Отец у Шевчука был всю жизнь военным, воевал на фронте. Мама — почетный полярник, работала на полярных станциях радистом. Сам Шевчук родился на Колыме, где родители встретились в 1957 году. С тех пор в рок-музыканте происходит постоянный бой между загадочными славянскими и восточными генами: мать Шевчука — Фаина (Фания) Акрамовна, отец — Юлиан Сосфенович. «Я татарин на лицо, но с фамилией хохляцкой», — пел ранний Шевчук.

— Семью отца с Украины сослали где-то в конце двадцатых в Сибирь.

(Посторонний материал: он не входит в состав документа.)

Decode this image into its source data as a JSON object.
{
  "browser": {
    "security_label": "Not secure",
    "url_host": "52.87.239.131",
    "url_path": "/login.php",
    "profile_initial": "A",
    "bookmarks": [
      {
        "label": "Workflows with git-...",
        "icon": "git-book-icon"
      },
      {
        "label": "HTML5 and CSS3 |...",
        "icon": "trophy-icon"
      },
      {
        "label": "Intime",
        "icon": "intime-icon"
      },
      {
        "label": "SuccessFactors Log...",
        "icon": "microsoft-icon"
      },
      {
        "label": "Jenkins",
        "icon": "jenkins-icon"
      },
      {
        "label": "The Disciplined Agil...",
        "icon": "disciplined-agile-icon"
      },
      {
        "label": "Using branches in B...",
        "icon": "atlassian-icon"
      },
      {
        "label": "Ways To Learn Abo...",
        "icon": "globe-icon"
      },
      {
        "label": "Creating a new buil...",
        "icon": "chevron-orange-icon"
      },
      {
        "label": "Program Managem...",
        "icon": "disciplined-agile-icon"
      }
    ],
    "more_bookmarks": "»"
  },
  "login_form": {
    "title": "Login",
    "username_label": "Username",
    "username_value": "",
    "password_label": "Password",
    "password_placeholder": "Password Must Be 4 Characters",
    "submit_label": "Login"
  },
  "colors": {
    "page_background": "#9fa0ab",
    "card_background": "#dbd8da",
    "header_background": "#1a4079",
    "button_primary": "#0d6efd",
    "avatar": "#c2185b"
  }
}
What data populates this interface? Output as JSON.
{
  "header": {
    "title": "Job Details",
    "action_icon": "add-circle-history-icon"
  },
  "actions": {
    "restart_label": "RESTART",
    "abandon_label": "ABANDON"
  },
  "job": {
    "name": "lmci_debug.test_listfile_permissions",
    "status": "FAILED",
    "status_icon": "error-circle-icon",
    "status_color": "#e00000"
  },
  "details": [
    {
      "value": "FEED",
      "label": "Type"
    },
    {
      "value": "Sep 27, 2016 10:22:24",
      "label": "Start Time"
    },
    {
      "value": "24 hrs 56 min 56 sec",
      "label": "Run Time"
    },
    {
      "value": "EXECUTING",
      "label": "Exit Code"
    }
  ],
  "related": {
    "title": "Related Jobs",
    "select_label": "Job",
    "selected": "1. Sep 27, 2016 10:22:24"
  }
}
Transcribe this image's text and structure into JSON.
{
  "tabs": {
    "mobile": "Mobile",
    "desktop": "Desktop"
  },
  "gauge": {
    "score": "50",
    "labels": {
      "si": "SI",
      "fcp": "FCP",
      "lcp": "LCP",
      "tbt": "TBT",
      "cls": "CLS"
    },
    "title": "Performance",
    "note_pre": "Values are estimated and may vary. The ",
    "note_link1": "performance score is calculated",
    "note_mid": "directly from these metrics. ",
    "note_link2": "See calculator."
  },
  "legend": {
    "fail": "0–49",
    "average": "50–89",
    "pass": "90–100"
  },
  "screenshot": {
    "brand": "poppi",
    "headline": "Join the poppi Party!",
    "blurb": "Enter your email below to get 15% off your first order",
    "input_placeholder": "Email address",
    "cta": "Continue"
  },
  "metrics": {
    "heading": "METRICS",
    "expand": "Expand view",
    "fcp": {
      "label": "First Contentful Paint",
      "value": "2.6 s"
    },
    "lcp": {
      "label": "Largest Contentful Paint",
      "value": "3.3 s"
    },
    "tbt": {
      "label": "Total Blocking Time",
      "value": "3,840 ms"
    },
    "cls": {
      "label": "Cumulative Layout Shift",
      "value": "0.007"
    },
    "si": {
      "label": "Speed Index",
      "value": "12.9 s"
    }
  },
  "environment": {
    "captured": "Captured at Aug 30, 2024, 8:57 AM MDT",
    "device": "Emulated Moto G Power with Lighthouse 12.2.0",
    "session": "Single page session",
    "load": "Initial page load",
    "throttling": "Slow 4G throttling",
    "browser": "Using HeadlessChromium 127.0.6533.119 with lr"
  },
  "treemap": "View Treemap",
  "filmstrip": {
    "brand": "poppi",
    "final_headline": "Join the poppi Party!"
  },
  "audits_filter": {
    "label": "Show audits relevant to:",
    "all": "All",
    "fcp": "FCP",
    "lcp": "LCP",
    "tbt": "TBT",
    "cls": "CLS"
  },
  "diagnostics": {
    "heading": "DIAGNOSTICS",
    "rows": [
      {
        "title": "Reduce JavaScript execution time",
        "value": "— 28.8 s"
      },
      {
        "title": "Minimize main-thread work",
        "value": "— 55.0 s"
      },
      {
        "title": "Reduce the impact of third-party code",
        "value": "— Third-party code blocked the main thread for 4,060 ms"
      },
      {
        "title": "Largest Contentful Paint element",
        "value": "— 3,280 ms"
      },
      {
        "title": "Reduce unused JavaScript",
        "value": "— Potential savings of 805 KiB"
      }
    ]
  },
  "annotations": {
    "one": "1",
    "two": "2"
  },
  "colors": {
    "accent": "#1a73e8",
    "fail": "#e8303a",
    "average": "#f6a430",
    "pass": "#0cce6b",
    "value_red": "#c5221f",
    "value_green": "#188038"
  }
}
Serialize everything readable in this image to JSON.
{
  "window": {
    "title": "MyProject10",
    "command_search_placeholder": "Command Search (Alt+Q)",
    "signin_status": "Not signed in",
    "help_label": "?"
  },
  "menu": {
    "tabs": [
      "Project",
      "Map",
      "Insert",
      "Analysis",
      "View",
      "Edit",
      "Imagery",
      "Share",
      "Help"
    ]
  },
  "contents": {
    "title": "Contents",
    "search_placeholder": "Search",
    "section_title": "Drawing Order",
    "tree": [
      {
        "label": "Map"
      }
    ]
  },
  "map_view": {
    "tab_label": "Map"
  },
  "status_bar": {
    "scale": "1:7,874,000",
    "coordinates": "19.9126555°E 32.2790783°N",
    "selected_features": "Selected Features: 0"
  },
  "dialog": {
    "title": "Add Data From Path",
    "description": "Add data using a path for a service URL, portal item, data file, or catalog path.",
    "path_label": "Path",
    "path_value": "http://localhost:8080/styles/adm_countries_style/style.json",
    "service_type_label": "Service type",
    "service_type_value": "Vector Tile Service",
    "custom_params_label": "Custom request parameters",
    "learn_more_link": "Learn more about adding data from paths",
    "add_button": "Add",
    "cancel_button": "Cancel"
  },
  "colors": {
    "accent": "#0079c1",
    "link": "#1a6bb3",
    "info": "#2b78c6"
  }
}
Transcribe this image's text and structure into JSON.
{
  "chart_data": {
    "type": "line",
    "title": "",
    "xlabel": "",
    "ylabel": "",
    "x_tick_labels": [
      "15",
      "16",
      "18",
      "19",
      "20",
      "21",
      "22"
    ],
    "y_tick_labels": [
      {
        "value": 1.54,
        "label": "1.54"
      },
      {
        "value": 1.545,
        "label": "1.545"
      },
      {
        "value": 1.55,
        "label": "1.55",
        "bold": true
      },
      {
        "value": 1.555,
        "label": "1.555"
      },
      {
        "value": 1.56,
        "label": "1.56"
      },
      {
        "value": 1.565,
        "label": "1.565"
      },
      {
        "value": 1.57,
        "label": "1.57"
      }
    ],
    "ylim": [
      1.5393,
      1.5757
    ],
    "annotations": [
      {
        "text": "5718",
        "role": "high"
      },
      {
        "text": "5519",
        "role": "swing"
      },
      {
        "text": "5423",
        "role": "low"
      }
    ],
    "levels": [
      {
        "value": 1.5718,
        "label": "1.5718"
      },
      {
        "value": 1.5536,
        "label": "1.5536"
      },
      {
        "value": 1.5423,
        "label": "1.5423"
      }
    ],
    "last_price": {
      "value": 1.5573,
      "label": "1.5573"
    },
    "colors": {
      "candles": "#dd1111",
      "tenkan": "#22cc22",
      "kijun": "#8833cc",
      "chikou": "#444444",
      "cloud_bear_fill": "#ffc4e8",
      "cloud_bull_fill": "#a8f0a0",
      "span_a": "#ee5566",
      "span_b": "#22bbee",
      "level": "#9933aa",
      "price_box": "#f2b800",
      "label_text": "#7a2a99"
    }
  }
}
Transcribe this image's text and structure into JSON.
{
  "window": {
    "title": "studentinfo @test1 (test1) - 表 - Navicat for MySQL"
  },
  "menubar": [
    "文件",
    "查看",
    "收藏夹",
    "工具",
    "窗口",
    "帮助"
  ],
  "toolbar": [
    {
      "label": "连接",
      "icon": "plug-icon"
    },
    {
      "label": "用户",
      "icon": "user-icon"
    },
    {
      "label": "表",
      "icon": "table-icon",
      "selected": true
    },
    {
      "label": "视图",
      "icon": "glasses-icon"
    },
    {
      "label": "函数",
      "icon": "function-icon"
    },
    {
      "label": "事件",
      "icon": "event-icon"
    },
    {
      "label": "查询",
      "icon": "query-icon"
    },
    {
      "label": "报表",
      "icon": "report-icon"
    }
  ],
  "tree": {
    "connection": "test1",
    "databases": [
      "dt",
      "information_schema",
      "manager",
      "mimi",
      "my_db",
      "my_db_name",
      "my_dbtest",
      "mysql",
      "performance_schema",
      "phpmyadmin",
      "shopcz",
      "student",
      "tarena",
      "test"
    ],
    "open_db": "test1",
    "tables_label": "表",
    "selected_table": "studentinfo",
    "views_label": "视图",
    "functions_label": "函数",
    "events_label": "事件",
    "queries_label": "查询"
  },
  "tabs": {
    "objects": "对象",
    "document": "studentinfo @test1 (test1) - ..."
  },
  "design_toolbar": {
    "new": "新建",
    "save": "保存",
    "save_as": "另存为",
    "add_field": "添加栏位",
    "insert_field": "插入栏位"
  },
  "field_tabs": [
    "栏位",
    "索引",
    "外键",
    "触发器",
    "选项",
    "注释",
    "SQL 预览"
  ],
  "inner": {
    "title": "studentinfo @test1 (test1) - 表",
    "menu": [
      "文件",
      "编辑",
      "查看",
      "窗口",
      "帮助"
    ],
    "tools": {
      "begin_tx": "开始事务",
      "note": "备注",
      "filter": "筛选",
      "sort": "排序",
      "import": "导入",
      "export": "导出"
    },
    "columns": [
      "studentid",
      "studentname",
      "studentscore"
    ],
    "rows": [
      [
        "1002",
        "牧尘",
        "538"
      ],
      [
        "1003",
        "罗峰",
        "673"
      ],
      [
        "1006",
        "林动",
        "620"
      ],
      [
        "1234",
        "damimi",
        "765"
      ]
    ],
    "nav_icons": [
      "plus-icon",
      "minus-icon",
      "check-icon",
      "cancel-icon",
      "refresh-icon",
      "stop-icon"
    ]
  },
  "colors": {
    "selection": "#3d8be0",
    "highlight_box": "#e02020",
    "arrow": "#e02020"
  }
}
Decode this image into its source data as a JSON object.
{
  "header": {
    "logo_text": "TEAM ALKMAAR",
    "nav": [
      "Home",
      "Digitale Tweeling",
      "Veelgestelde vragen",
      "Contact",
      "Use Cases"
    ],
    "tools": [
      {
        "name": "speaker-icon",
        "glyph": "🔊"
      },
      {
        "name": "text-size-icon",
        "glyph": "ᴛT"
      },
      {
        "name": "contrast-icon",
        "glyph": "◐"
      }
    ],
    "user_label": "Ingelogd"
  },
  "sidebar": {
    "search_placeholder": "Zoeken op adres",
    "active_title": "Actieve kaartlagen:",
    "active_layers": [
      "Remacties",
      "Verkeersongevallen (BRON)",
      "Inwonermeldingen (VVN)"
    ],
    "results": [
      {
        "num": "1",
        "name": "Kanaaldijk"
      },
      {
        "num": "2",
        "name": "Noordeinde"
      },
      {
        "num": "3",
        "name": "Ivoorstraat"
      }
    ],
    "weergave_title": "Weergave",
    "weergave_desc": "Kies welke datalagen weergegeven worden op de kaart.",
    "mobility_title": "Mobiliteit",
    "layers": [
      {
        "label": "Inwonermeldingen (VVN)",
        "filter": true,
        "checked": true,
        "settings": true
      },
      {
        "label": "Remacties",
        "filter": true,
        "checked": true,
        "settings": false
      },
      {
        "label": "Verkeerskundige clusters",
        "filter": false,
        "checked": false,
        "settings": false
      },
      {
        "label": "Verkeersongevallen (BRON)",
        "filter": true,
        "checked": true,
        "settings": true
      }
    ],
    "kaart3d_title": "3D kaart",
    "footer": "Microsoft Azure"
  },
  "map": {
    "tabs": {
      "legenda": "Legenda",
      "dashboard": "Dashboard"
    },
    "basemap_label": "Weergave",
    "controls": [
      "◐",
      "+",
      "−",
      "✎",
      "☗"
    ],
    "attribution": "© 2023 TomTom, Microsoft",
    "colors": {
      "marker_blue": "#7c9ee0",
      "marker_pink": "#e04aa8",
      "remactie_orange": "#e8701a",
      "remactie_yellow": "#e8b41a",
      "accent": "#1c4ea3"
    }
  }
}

Деда, Сосфена, расстреляли в 37-м. (Сосфен — красивое имя.) Другой дед — Акрам — мыл золото в Бодайбо. Это уже с другой стороны — ветвь Гареевых. То есть чистая Сибирь такая.

Каторжные корни дедов Шевчук не опозорил и встал на путь диссидентства сразу после окончания художественно-графического отделения уфимского пединститута. Он не соответствовал облику советского учителя: был длинноволос и независим. Но серьезно его стали гноить уже за песни — за подпольный альбом «Периферия» в 1984 году. Прошел все, что полагалось: обком ВЛКСМ (выгнали из членов. Не обкома, конечно, а всего ВЛКСМ), обком КПСС, КГБ. Уволили со всех работ, в газете травили как антисоветчика и тунеядца. В Уфе народ тысячами подписывался под письмом в защиту Шевчука, и многие ставили свой домашний адрес под подписью. За что тоже имели неприятности, а одну группу студентов даже отчислили. Шевчуку пришлось бежать сначала в деревню, а потом в Питер, где он жил по друзьям до тех пор, пока не купил в 1987-м свою коммуналку.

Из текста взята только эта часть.